Rhopalocarpus randrianaivoi
- Conservation status: Endangered (IUCN 3.1)

Scientific classification
- Kingdom: Plantae
- Clade: Tracheophytes
- Clade: Angiosperms
- Clade: Eudicots
- Clade: Rosids
- Order: Malvales
- Family: Sphaerosepalaceae
- Genus: Rhopalocarpus
- Species: R. randrianaivoi
- Binomial name: Rhopalocarpus randrianaivoi G.E.Schatz & Lowry

= Rhopalocarpus randrianaivoi =

- Genus: Rhopalocarpus
- Species: randrianaivoi
- Authority: G.E.Schatz & Lowry
- Conservation status: EN

Species of tree

Rhopalocarpus randrianaivoi is a tree in the family Sphaerosepalaceae. It is endemic to Madagascar. It is named for the authors' colleague and specimen collector Richard Randrianaivo.

==Description==
Rhopalocarpus randrianaivoi grows as a tree up to 25 m tall. The coriaceous leaves are elliptic in shape and measure up to 9 cm long. The species is not known to have any flowers. The fleshy fruits are coloured brown. They may be spherical or two-lobed and measure up to 2.7 cm across.

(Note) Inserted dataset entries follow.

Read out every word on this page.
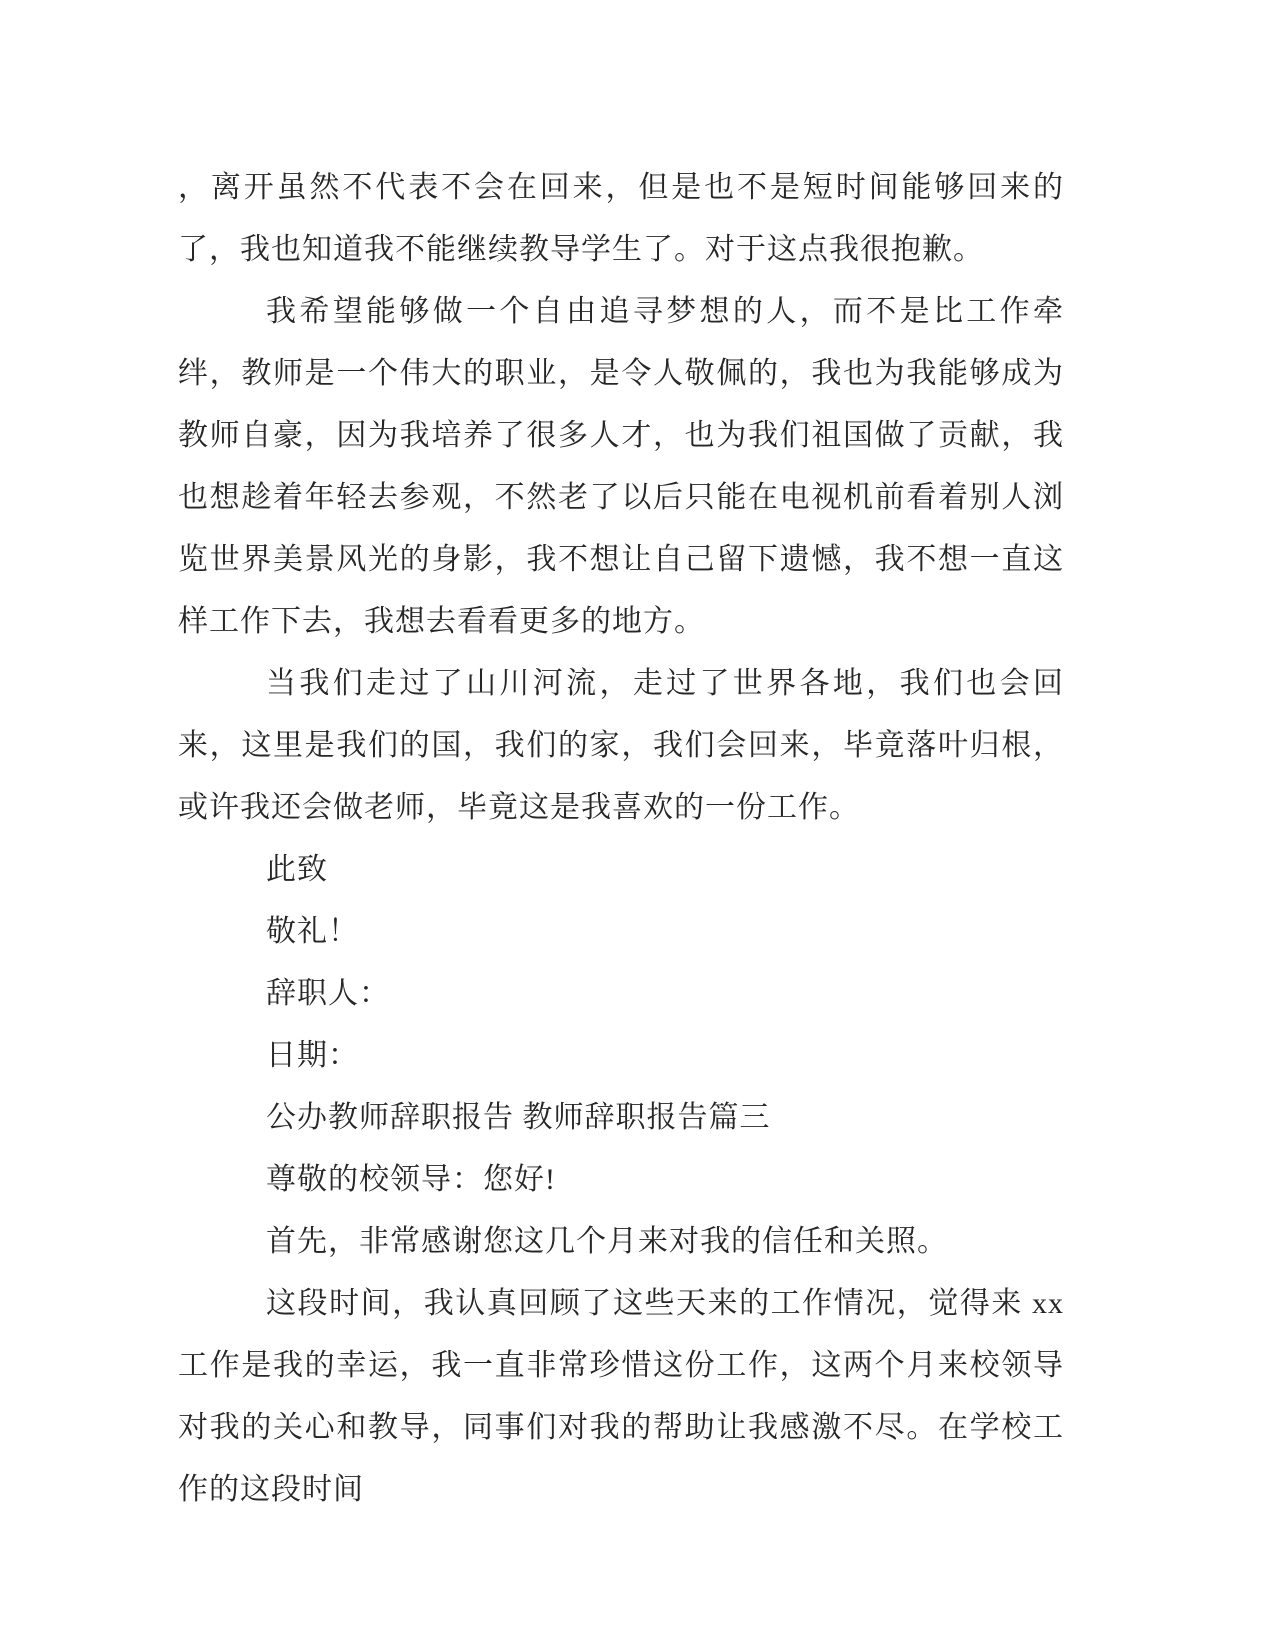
，离开虽然不代表不会在回来，但是也不是短时间能够回来的了，我也知道我不能继续教导学生了。对于这点我很抱歉。

我希望能够做一个自由追寻梦想的人，而不是比工作牵绊，教师是一个伟大的职业，是令人敬佩的，我也为我能够成为教师自豪，因为我培养了很多人才，也为我们祖国做了贡献，我也想趁着年轻去参观，不然老了以后只能在电视机前看着别人浏览世界美景风光的身影，我不想让自己留下遗憾，我不想一直这样工作下去，我想去看看更多的地方。

当我们走过了山川河流，走过了世界各地，我们也会回来，这里是我们的国，我们的家，我们会回来，毕竟落叶归根，或许我还会做老师，毕竟这是我喜欢的一份工作。

此致

敬礼！

辞职人：

日期：

公办教师辞职报告 教师辞职报告篇三

尊敬的校领导：您好!

首先，非常感谢您这几个月来对我的信任和关照。

这段时间，我认真回顾了这些天来的工作情况，觉得来 xx 工作是我的幸运，我一直非常珍惜这份工作，这两个月来校领导对我的关心和教导，同事们对我的帮助让我感激不尽。在学校工作的这段时间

==Distribution and habitat==
Rhopalocarpus randrianaivoi is known only from a few locations in the northeastern region of Sava. Its habitat is humid or subhumid evergreen forests from sea level to 500 m altitude.

==Threats==
Rhopalocarpus randrianaivoi is threatened by shifting patterns of agriculture which are causing deforestation. The species is not present in any protected areas.